Another component is the launch of new strategies. Brookfield Capital Partners was recently joined by Brookfield Growth Partners, a tech-focused growth strategy led by managing partner Josh Raffaelli, and Brookfield Special Investments, a large-scale non-control strategy led by managing partner David Levenson.

A debut special investments offering is in the market, earlier this year collecting $2.4 billion against a $5 billion target, Buyouts reported. A second growth vehicle closed this month at $500 million-plus, with a third expected to roll out in 2022.
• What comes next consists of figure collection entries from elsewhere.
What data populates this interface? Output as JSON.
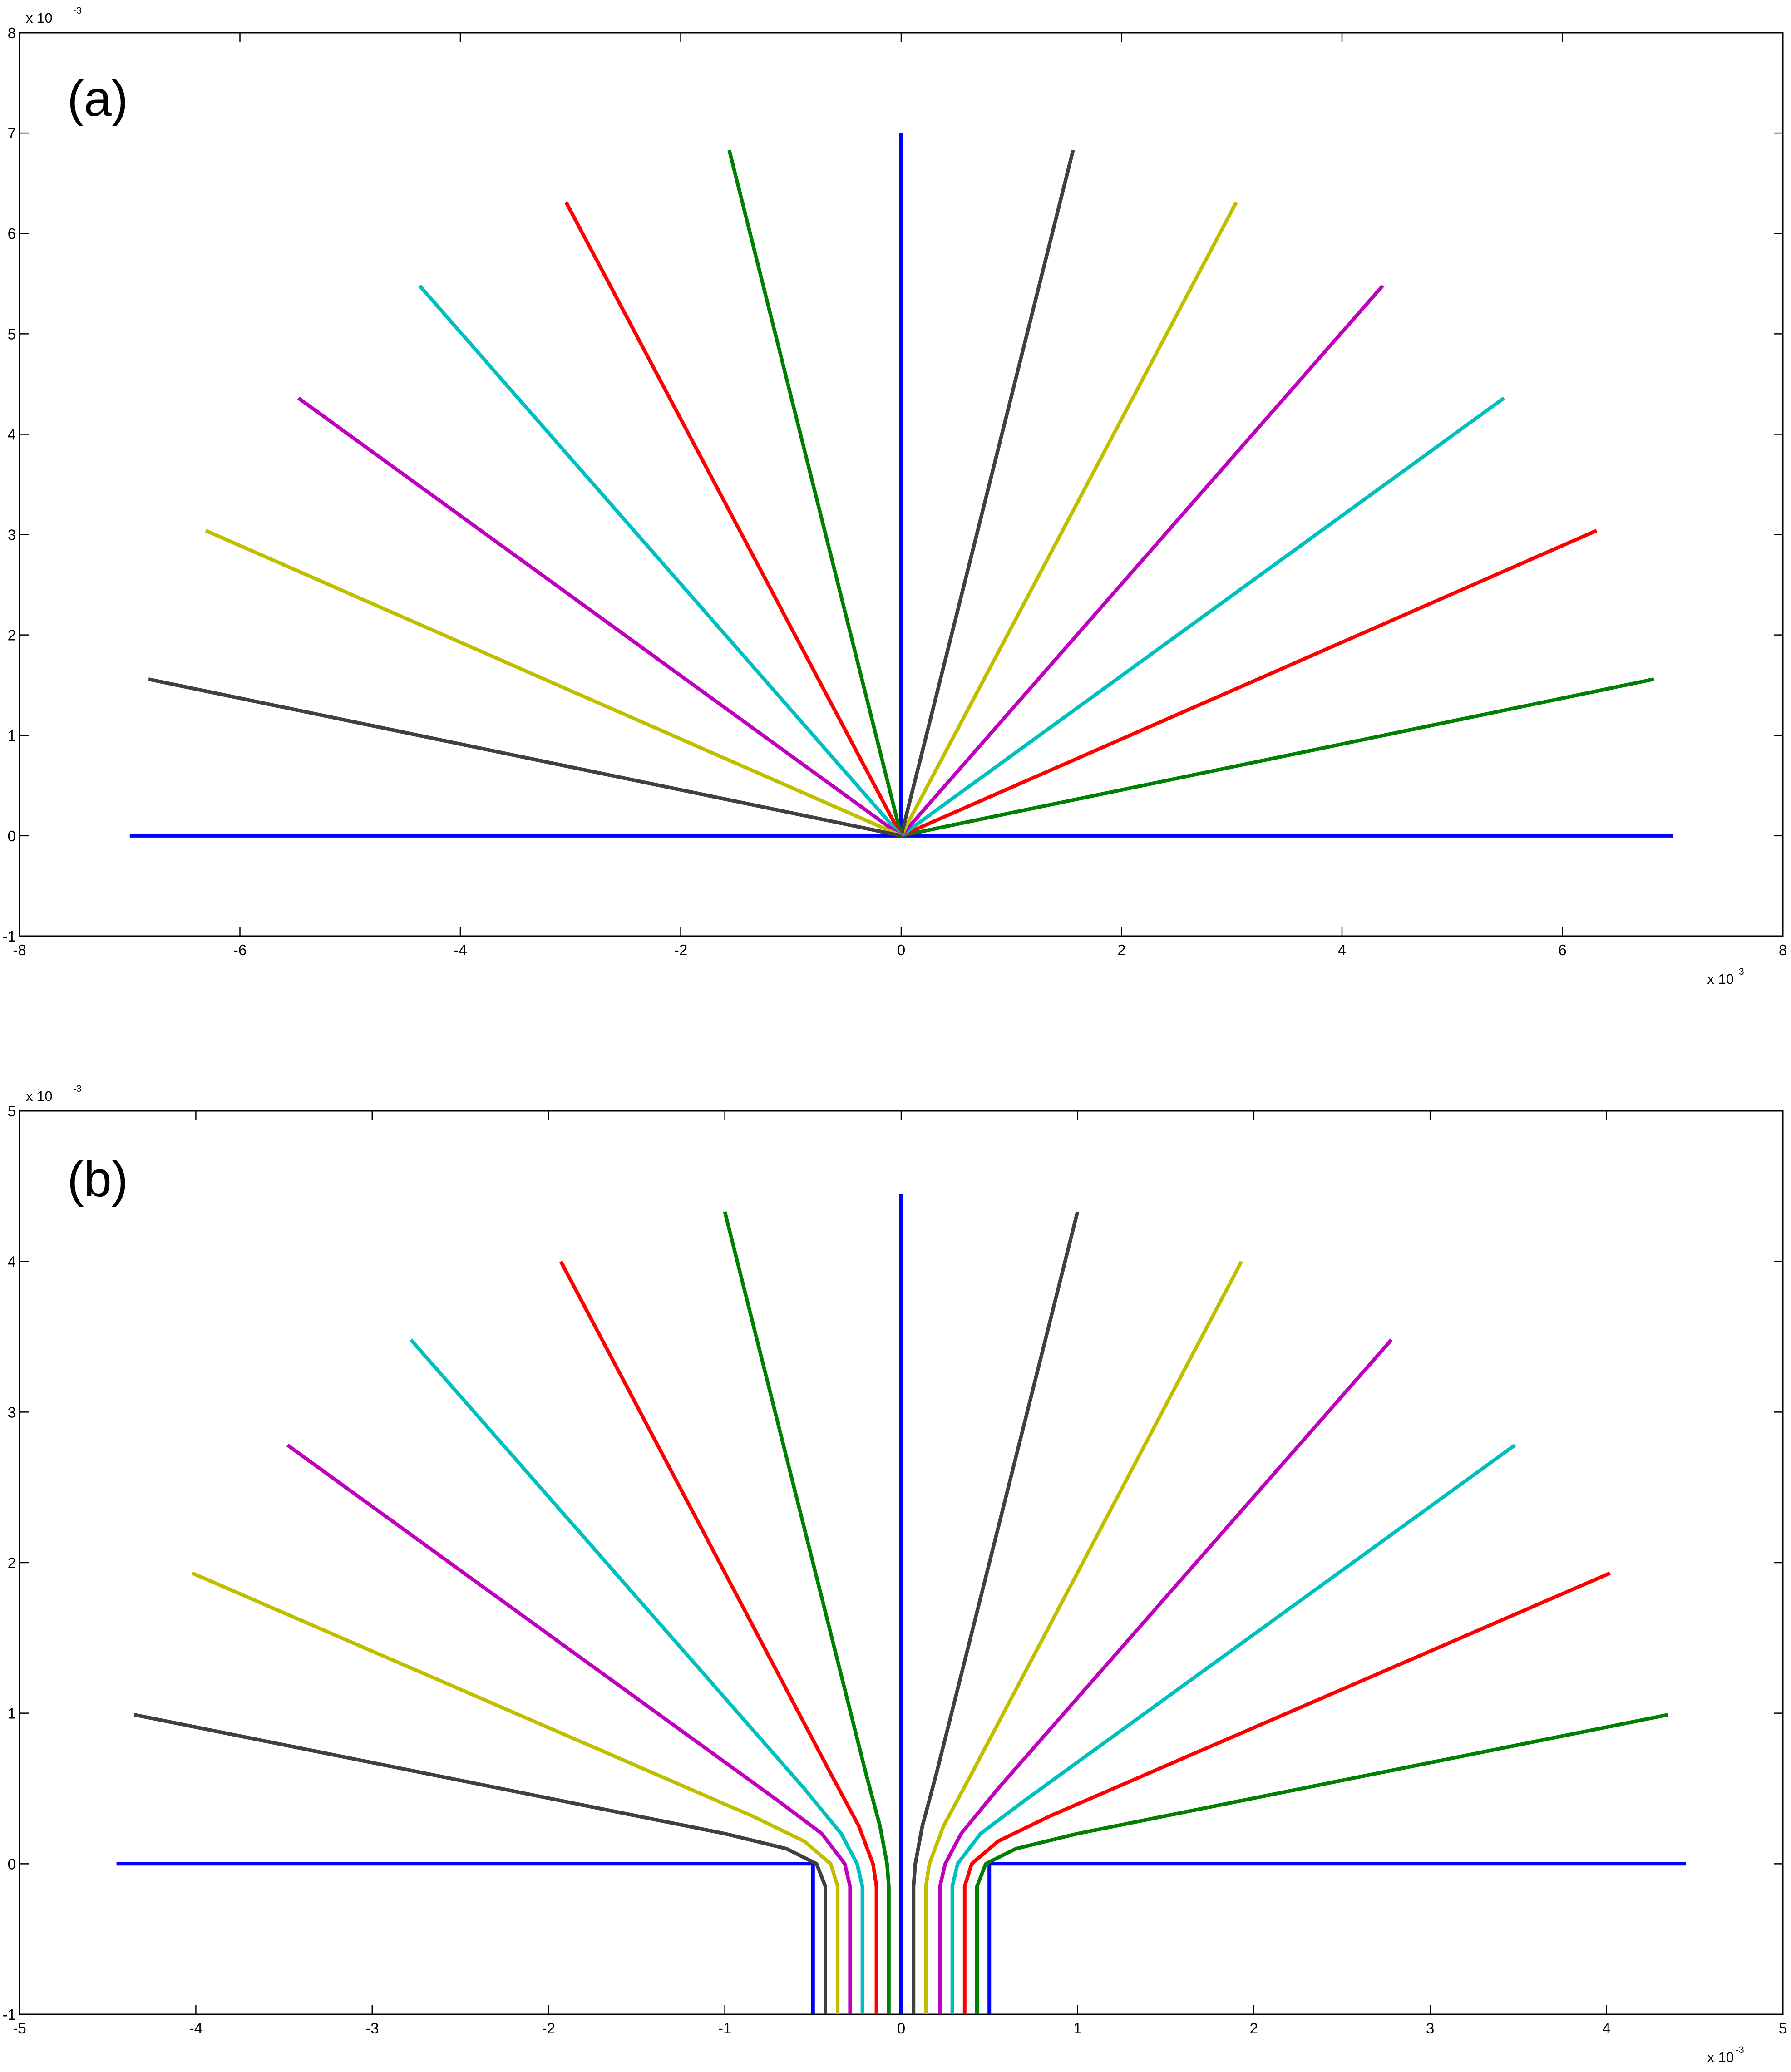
{
  "chart_data": [
    {
      "type": "line",
      "panel_label": "(a)",
      "x_exponent": "x 10",
      "x_exponent_power": "-3",
      "y_exponent": "x 10",
      "y_exponent_power": "-3",
      "xlim": [
        -8,
        8
      ],
      "ylim": [
        -1,
        8
      ],
      "xticks": [
        -8,
        -6,
        -4,
        -2,
        0,
        2,
        4,
        6,
        8
      ],
      "yticks": [
        -1,
        0,
        1,
        2,
        3,
        4,
        5,
        6,
        7,
        8
      ],
      "xtick_labels": [
        "-8",
        "-6",
        "-4",
        "-2",
        "0",
        "2",
        "4",
        "6",
        "8"
      ],
      "ytick_labels": [
        "-1",
        "0",
        "1",
        "2",
        "3",
        "4",
        "5",
        "6",
        "7",
        "8"
      ],
      "grid": false,
      "legend": "none",
      "series": [
        {
          "color": "#0000ff",
          "points": [
            [
              -7.0,
              0.0
            ],
            [
              7.0,
              0.0
            ]
          ]
        },
        {
          "color": "#0000ff",
          "points": [
            [
              0.0,
              0.0
            ],
            [
              0.0,
              7.0
            ]
          ]
        },
        {
          "color": "#008000",
          "points": [
            [
              0.0,
              0.0
            ],
            [
              6.83,
              1.56
            ]
          ]
        },
        {
          "color": "#ff0000",
          "points": [
            [
              0.0,
              0.0
            ],
            [
              6.31,
              3.04
            ]
          ]
        },
        {
          "color": "#00bfbf",
          "points": [
            [
              0.0,
              0.0
            ],
            [
              5.47,
              4.36
            ]
          ]
        },
        {
          "color": "#bf00bf",
          "points": [
            [
              0.0,
              0.0
            ],
            [
              4.37,
              5.48
            ]
          ]
        },
        {
          "color": "#bfbf00",
          "points": [
            [
              0.0,
              0.0
            ],
            [
              3.04,
              6.31
            ]
          ]
        },
        {
          "color": "#404040",
          "points": [
            [
              0.0,
              0.0
            ],
            [
              1.56,
              6.83
            ]
          ]
        },
        {
          "color": "#008000",
          "points": [
            [
              0.0,
              0.0
            ],
            [
              -1.56,
              6.83
            ]
          ]
        },
        {
          "color": "#ff0000",
          "points": [
            [
              0.0,
              0.0
            ],
            [
              -3.04,
              6.31
            ]
          ]
        },
        {
          "color": "#00bfbf",
          "points": [
            [
              0.0,
              0.0
            ],
            [
              -4.37,
              5.48
            ]
          ]
        },
        {
          "color": "#bf00bf",
          "points": [
            [
              0.0,
              0.0
            ],
            [
              -5.47,
              4.36
            ]
          ]
        },
        {
          "color": "#bfbf00",
          "points": [
            [
              0.0,
              0.0
            ],
            [
              -6.31,
              3.04
            ]
          ]
        },
        {
          "color": "#404040",
          "points": [
            [
              0.0,
              0.0
            ],
            [
              -6.83,
              1.56
            ]
          ]
        }
      ]
    },
    {
      "type": "line",
      "panel_label": "(b)",
      "x_exponent": "x 10",
      "x_exponent_power": "-3",
      "y_exponent": "x 10",
      "y_exponent_power": "-3",
      "xlim": [
        -5,
        5
      ],
      "ylim": [
        -1,
        5
      ],
      "xticks": [
        -5,
        -4,
        -3,
        -2,
        -1,
        0,
        1,
        2,
        3,
        4,
        5
      ],
      "yticks": [
        -1,
        0,
        1,
        2,
        3,
        4,
        5
      ],
      "xtick_labels": [
        "-5",
        "-4",
        "-3",
        "-2",
        "-1",
        "0",
        "1",
        "2",
        "3",
        "4",
        "5"
      ],
      "ytick_labels": [
        "-1",
        "0",
        "1",
        "2",
        "3",
        "4",
        "5"
      ],
      "grid": false,
      "legend": "none",
      "series": [
        {
          "color": "#0000ff",
          "points": [
            [
              -4.45,
              0.0
            ],
            [
              -0.5,
              0.0
            ],
            [
              -0.5,
              -1.0
            ]
          ]
        },
        {
          "color": "#0000ff",
          "points": [
            [
              4.45,
              0.0
            ],
            [
              0.5,
              0.0
            ],
            [
              0.5,
              -1.0
            ]
          ]
        },
        {
          "color": "#0000ff",
          "points": [
            [
              0.0,
              -1.0
            ],
            [
              0.0,
              4.45
            ]
          ]
        },
        {
          "color": "#404040",
          "points": [
            [
              0.07,
              -1.0
            ],
            [
              0.07,
              -0.15
            ],
            [
              0.08,
              0.0
            ],
            [
              0.12,
              0.25
            ],
            [
              0.2,
              0.6
            ],
            [
              1.0,
              4.33
            ]
          ]
        },
        {
          "color": "#bfbf00",
          "points": [
            [
              0.14,
              -1.0
            ],
            [
              0.14,
              -0.15
            ],
            [
              0.16,
              0.0
            ],
            [
              0.24,
              0.25
            ],
            [
              0.4,
              0.6
            ],
            [
              1.93,
              4.0
            ]
          ]
        },
        {
          "color": "#bf00bf",
          "points": [
            [
              0.22,
              -1.0
            ],
            [
              0.22,
              -0.15
            ],
            [
              0.25,
              0.0
            ],
            [
              0.34,
              0.2
            ],
            [
              0.55,
              0.5
            ],
            [
              2.78,
              3.48
            ]
          ]
        },
        {
          "color": "#00bfbf",
          "points": [
            [
              0.29,
              -1.0
            ],
            [
              0.29,
              -0.15
            ],
            [
              0.32,
              0.0
            ],
            [
              0.45,
              0.2
            ],
            [
              0.7,
              0.42
            ],
            [
              3.48,
              2.78
            ]
          ]
        },
        {
          "color": "#ff0000",
          "points": [
            [
              0.36,
              -1.0
            ],
            [
              0.36,
              -0.15
            ],
            [
              0.4,
              0.0
            ],
            [
              0.55,
              0.15
            ],
            [
              0.85,
              0.32
            ],
            [
              4.02,
              1.93
            ]
          ]
        },
        {
          "color": "#008000",
          "points": [
            [
              0.43,
              -1.0
            ],
            [
              0.43,
              -0.15
            ],
            [
              0.48,
              0.0
            ],
            [
              0.65,
              0.1
            ],
            [
              1.0,
              0.2
            ],
            [
              4.35,
              0.99
            ]
          ]
        },
        {
          "color": "#008000",
          "points": [
            [
              -0.07,
              -1.0
            ],
            [
              -0.07,
              -0.15
            ],
            [
              -0.08,
              0.0
            ],
            [
              -0.12,
              0.25
            ],
            [
              -0.2,
              0.6
            ],
            [
              -1.0,
              4.33
            ]
          ]
        },
        {
          "color": "#ff0000",
          "points": [
            [
              -0.14,
              -1.0
            ],
            [
              -0.14,
              -0.15
            ],
            [
              -0.16,
              0.0
            ],
            [
              -0.24,
              0.25
            ],
            [
              -0.4,
              0.6
            ],
            [
              -1.93,
              4.0
            ]
          ]
        },
        {
          "color": "#00bfbf",
          "points": [
            [
              -0.22,
              -1.0
            ],
            [
              -0.22,
              -0.15
            ],
            [
              -0.25,
              0.0
            ],
            [
              -0.34,
              0.2
            ],
            [
              -0.55,
              0.5
            ],
            [
              -2.78,
              3.48
            ]
          ]
        },
        {
          "color": "#bf00bf",
          "points": [
            [
              -0.29,
              -1.0
            ],
            [
              -0.29,
              -0.15
            ],
            [
              -0.32,
              0.0
            ],
            [
              -0.45,
              0.2
            ],
            [
              -0.7,
              0.42
            ],
            [
              -3.48,
              2.78
            ]
          ]
        },
        {
          "color": "#bfbf00",
          "points": [
            [
              -0.36,
              -1.0
            ],
            [
              -0.36,
              -0.15
            ],
            [
              -0.4,
              0.0
            ],
            [
              -0.55,
              0.15
            ],
            [
              -0.85,
              0.32
            ],
            [
              -4.02,
              1.93
            ]
          ]
        },
        {
          "color": "#404040",
          "points": [
            [
              -0.43,
              -1.0
            ],
            [
              -0.43,
              -0.15
            ],
            [
              -0.48,
              0.0
            ],
            [
              -0.65,
              0.1
            ],
            [
              -1.0,
              0.2
            ],
            [
              -4.35,
              0.99
            ]
          ]
        }
      ]
    }
  ]
}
A fourth strategy, oriented to long-term deals, is now being designed, Brookfield said in its third-quarter letter to shareholders. It is not clear when fundraising will get underway.

Broadening the franchise makes sense as private equity is “the highest performing” of Brookfield’s alternative assets, sources said. Over two decades and five funds, PE investments were as of September earning a gross IRR of 28 percent, the firm reported.

Madon oversees a global investment team of about 150, three times the number in 2016. Along with Brookfield’s Toronto headquarters, professionals operate from nine offices, including London, Mumbai, New York, São Paulo, Shanghai and Tokyo.